«Da spettatore penso che il pubblico della sala cinematografica abbia rispettato in ogni modo le misure di sicurezza: mascherine indossate, lontananze rispettate… E allora mi chiedo dove sia il problema, se non il fatto che siamo i più ’deboli’». Gianni Amelio, regista e sceneggiatore – il suo Hammamet è uscito poco prima che esplodesse la pandemia – è fra i firmatari dell’appello a Franceschini perché non venissero chiusi cinema e teatri. Un appello caduto nel vuoto e a cui ieri il ministro ha risposto suggerendo che si «stesse sottovalutando» il pericolo della crescita esponenziale della pandemia.

Perché non bisognava chiudere?
È un argomento spinoso ma bisogna essere lucidi nella risposta. Il danno non veniva dai cinema aperti, perché c’è serietà nei controlli e una forte coscienza già da parte di chi si sposta da casa e va al cinema: nelle sale che frequento – o nei teatri e nelle sale da concerto – non ho visto nulla di preoccupante. Mentre così non è in altre situazioni: la più grave di tutte è quella dei trasporti. Io viaggio in metro e se non ci sarà un aumento dei mezzi credo che da lì nasceranno le cose peggiori. E non so come si possa equiparare una sala cinematografica, che è educata alla distanza, a quello che accade altrove. Tra l’altro siamo reduci da due festival uno dopo l’altro – Venezia e Roma – e si sa che i festival corrispondono alla moltiplicazione degli spettatori. Eppure non si è sentito che a Roma o Venezia siano sorti focolai pericolosi.

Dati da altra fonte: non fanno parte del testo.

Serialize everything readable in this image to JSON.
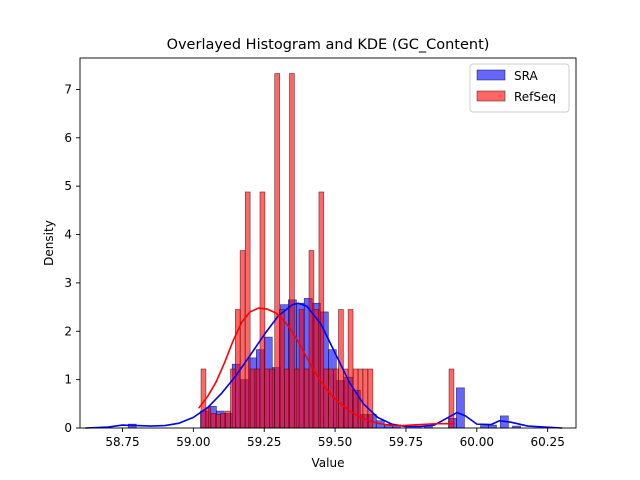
{
  "chart_data": {
    "type": "histogram",
    "title": "Overlayed Histogram and KDE (GC_Content)",
    "xlabel": "Value",
    "ylabel": "Density",
    "xlim": [
      58.6,
      60.35
    ],
    "ylim": [
      0,
      7.65
    ],
    "xticks": [
      58.75,
      59.0,
      59.25,
      59.5,
      59.75,
      60.0,
      60.25
    ],
    "xtick_labels": [
      "58.75",
      "59.00",
      "59.25",
      "59.50",
      "59.75",
      "60.00",
      "60.25"
    ],
    "yticks": [
      0,
      1,
      2,
      3,
      4,
      5,
      6,
      7
    ],
    "ytick_labels": [
      "0",
      "1",
      "2",
      "3",
      "4",
      "5",
      "6",
      "7"
    ],
    "grid": false,
    "legend_position": "top-right",
    "series": [
      {
        "name": "SRA",
        "color": "#0000ff",
        "bar_alpha": 0.6,
        "bin_width": 0.0283,
        "bins": [
          [
            58.77,
            0.08
          ],
          [
            59.025,
            0.35
          ],
          [
            59.053,
            0.45
          ],
          [
            59.081,
            0.35
          ],
          [
            59.109,
            0.3
          ],
          [
            59.137,
            1.32
          ],
          [
            59.166,
            1.0
          ],
          [
            59.194,
            1.45
          ],
          [
            59.222,
            1.62
          ],
          [
            59.25,
            1.88
          ],
          [
            59.278,
            1.25
          ],
          [
            59.307,
            2.55
          ],
          [
            59.335,
            2.65
          ],
          [
            59.363,
            2.58
          ],
          [
            59.391,
            2.68
          ],
          [
            59.42,
            2.58
          ],
          [
            59.448,
            2.4
          ],
          [
            59.476,
            1.62
          ],
          [
            59.504,
            0.98
          ],
          [
            59.533,
            1.05
          ],
          [
            59.561,
            0.78
          ],
          [
            59.589,
            0.28
          ],
          [
            59.617,
            0.28
          ],
          [
            59.645,
            0.15
          ],
          [
            59.674,
            0.08
          ],
          [
            59.702,
            0.06
          ],
          [
            59.815,
            0.04
          ],
          [
            59.9,
            0.2
          ],
          [
            59.928,
            0.83
          ],
          [
            60.013,
            0.05
          ],
          [
            60.041,
            0.06
          ],
          [
            60.083,
            0.25
          ],
          [
            60.126,
            0.04
          ]
        ],
        "kde": [
          [
            58.62,
            0.0
          ],
          [
            58.7,
            0.02
          ],
          [
            58.75,
            0.06
          ],
          [
            58.8,
            0.05
          ],
          [
            58.85,
            0.04
          ],
          [
            58.9,
            0.05
          ],
          [
            58.95,
            0.1
          ],
          [
            59.0,
            0.22
          ],
          [
            59.05,
            0.42
          ],
          [
            59.1,
            0.72
          ],
          [
            59.15,
            1.08
          ],
          [
            59.2,
            1.5
          ],
          [
            59.25,
            1.93
          ],
          [
            59.3,
            2.32
          ],
          [
            59.35,
            2.55
          ],
          [
            59.37,
            2.58
          ],
          [
            59.4,
            2.52
          ],
          [
            59.45,
            2.15
          ],
          [
            59.5,
            1.55
          ],
          [
            59.55,
            0.95
          ],
          [
            59.6,
            0.5
          ],
          [
            59.65,
            0.22
          ],
          [
            59.7,
            0.08
          ],
          [
            59.75,
            0.03
          ],
          [
            59.8,
            0.03
          ],
          [
            59.85,
            0.06
          ],
          [
            59.9,
            0.22
          ],
          [
            59.93,
            0.32
          ],
          [
            59.96,
            0.25
          ],
          [
            60.0,
            0.08
          ],
          [
            60.05,
            0.07
          ],
          [
            60.08,
            0.15
          ],
          [
            60.12,
            0.12
          ],
          [
            60.18,
            0.04
          ],
          [
            60.3,
            0.0
          ]
        ]
      },
      {
        "name": "RefSeq",
        "color": "#ff0000",
        "bar_alpha": 0.6,
        "bin_width": 0.0173,
        "bins": [
          [
            59.027,
            1.22
          ],
          [
            59.044,
            0.42
          ],
          [
            59.062,
            0.3
          ],
          [
            59.079,
            0.28
          ],
          [
            59.096,
            0.3
          ],
          [
            59.113,
            0.35
          ],
          [
            59.131,
            1.22
          ],
          [
            59.148,
            2.45
          ],
          [
            59.165,
            3.67
          ],
          [
            59.183,
            4.88
          ],
          [
            59.2,
            1.22
          ],
          [
            59.217,
            1.22
          ],
          [
            59.235,
            4.88
          ],
          [
            59.252,
            1.22
          ],
          [
            59.269,
            1.22
          ],
          [
            59.287,
            7.33
          ],
          [
            59.304,
            2.45
          ],
          [
            59.321,
            1.22
          ],
          [
            59.339,
            7.33
          ],
          [
            59.356,
            1.22
          ],
          [
            59.373,
            2.45
          ],
          [
            59.391,
            1.22
          ],
          [
            59.408,
            3.67
          ],
          [
            59.425,
            2.45
          ],
          [
            59.443,
            4.88
          ],
          [
            59.46,
            1.22
          ],
          [
            59.477,
            1.22
          ],
          [
            59.495,
            1.22
          ],
          [
            59.512,
            2.45
          ],
          [
            59.529,
            1.22
          ],
          [
            59.546,
            2.45
          ],
          [
            59.564,
            1.22
          ],
          [
            59.581,
            1.22
          ],
          [
            59.598,
            1.22
          ],
          [
            59.616,
            1.22
          ],
          [
            59.902,
            1.22
          ]
        ],
        "kde": [
          [
            59.02,
            0.42
          ],
          [
            59.05,
            0.65
          ],
          [
            59.08,
            0.95
          ],
          [
            59.11,
            1.35
          ],
          [
            59.14,
            1.8
          ],
          [
            59.17,
            2.18
          ],
          [
            59.2,
            2.4
          ],
          [
            59.23,
            2.48
          ],
          [
            59.26,
            2.46
          ],
          [
            59.29,
            2.38
          ],
          [
            59.32,
            2.22
          ],
          [
            59.35,
            1.98
          ],
          [
            59.38,
            1.68
          ],
          [
            59.41,
            1.35
          ],
          [
            59.44,
            1.05
          ],
          [
            59.47,
            0.8
          ],
          [
            59.5,
            0.6
          ],
          [
            59.53,
            0.45
          ],
          [
            59.56,
            0.32
          ],
          [
            59.59,
            0.22
          ],
          [
            59.62,
            0.15
          ],
          [
            59.65,
            0.1
          ],
          [
            59.68,
            0.07
          ],
          [
            59.71,
            0.05
          ],
          [
            59.74,
            0.05
          ],
          [
            59.77,
            0.06
          ],
          [
            59.8,
            0.07
          ],
          [
            59.83,
            0.08
          ],
          [
            59.86,
            0.09
          ],
          [
            59.89,
            0.09
          ],
          [
            59.92,
            0.09
          ]
        ]
      }
    ]
  }
}
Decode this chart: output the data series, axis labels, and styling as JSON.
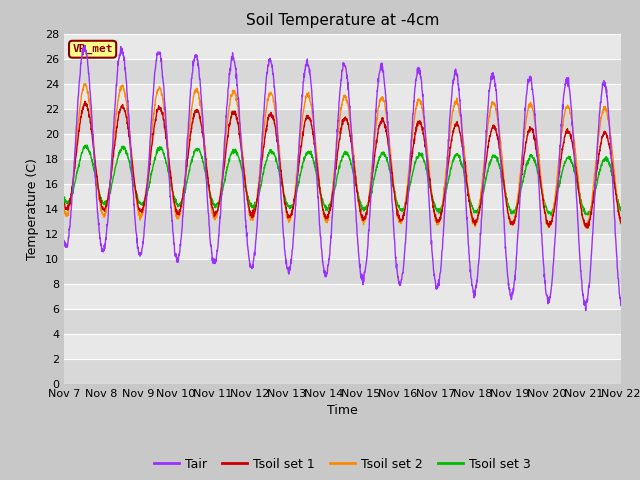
{
  "title": "Soil Temperature at -4cm",
  "xlabel": "Time",
  "ylabel": "Temperature (C)",
  "ylim": [
    0,
    28
  ],
  "site_label": "VR_met",
  "legend_entries": [
    "Tair",
    "Tsoil set 1",
    "Tsoil set 2",
    "Tsoil set 3"
  ],
  "line_colors": [
    "#9b30ff",
    "#cc0000",
    "#ff8800",
    "#00bb00"
  ],
  "background_color": "#c8c8c8",
  "plot_bg_color": "#e0e0e0",
  "grid_color": "#ffffff",
  "alt_band_color": "#d0d0d0",
  "title_fontsize": 11,
  "axis_label_fontsize": 9,
  "tick_fontsize": 8,
  "legend_fontsize": 9,
  "xtick_labels": [
    "Nov 7",
    "Nov 8",
    "Nov 9",
    "Nov 10",
    "Nov 11",
    "Nov 12",
    "Nov 13",
    "Nov 14",
    "Nov 15",
    "Nov 16",
    "Nov 17",
    "Nov 18",
    "Nov 19",
    "Nov 20",
    "Nov 21",
    "Nov 22"
  ],
  "n_days": 15
}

Cosa pensa della risposta di Franceschini alle critiche che ha ricevuto?
Non la trovo giusta. Ha ragione quando dice che siamo in un’emergenza gravissima. Però nelle sale cinematografiche o teatrali non succede quello che paventano. Soprattutto con i tempi che corrono in termini cinematografici: leggere gli incassi fa stringere il cuore. Dicono che la chiusura sarà una cosa di breve durata, ma per un film o una sala – o un teatro – è comunque un colpo di grazia tremendo. Ed è ingiusto, non lucido, non calcolato. Ci sono dei settori, come quello dello sport, che per tantissime ragioni vengono «sorvegliati» in modo più blando.

Il ministro sostiene però che non sono state fatte gerarchie.
Io non so come Franceschini possa dirlo. Sono state fatte e si vede: si è colpito il più debole, nonché il più «educato». Mi sembra davvero un autogol quello del ministro, soprattutto per le dichiarazioni che hanno accompagnato l’avvenuta chiusura.

Quali saranno le ricadute per il cinema italiano?
Saranno terribili, la chiusura delle sale è la dimostrazione di quanto sia tenuto in poco conto il mestiere che facciamo – e non solo noi registi o sceneggiatori, ma le centinaia di migliaia di maestranze che da un giorno all’altro si trovano senza lavoro. Io vedo invece quanto il nostro settore sia controllato. Chi in questo momento ha la fortuna di lavorare se la tiene stretta, e quindi non lascia le cose al caso, fa controlli su controlli. Da parte dei lavoratori del cinema e del teatro c’è una grande coscienza della gravità del momento, e non capisco perché debba essere ripagata con la chiusura. Mi sembra un ragionare al contrario. Il pensiero deve obbligatoriamente andare alle tragedie, a chi muore, quindi serve la massima cura nel governare fin dove si può, e oltre, la pandemia. Però non cominciando «dal fondo», e cioè dai luoghi dove ci si infetta di meno.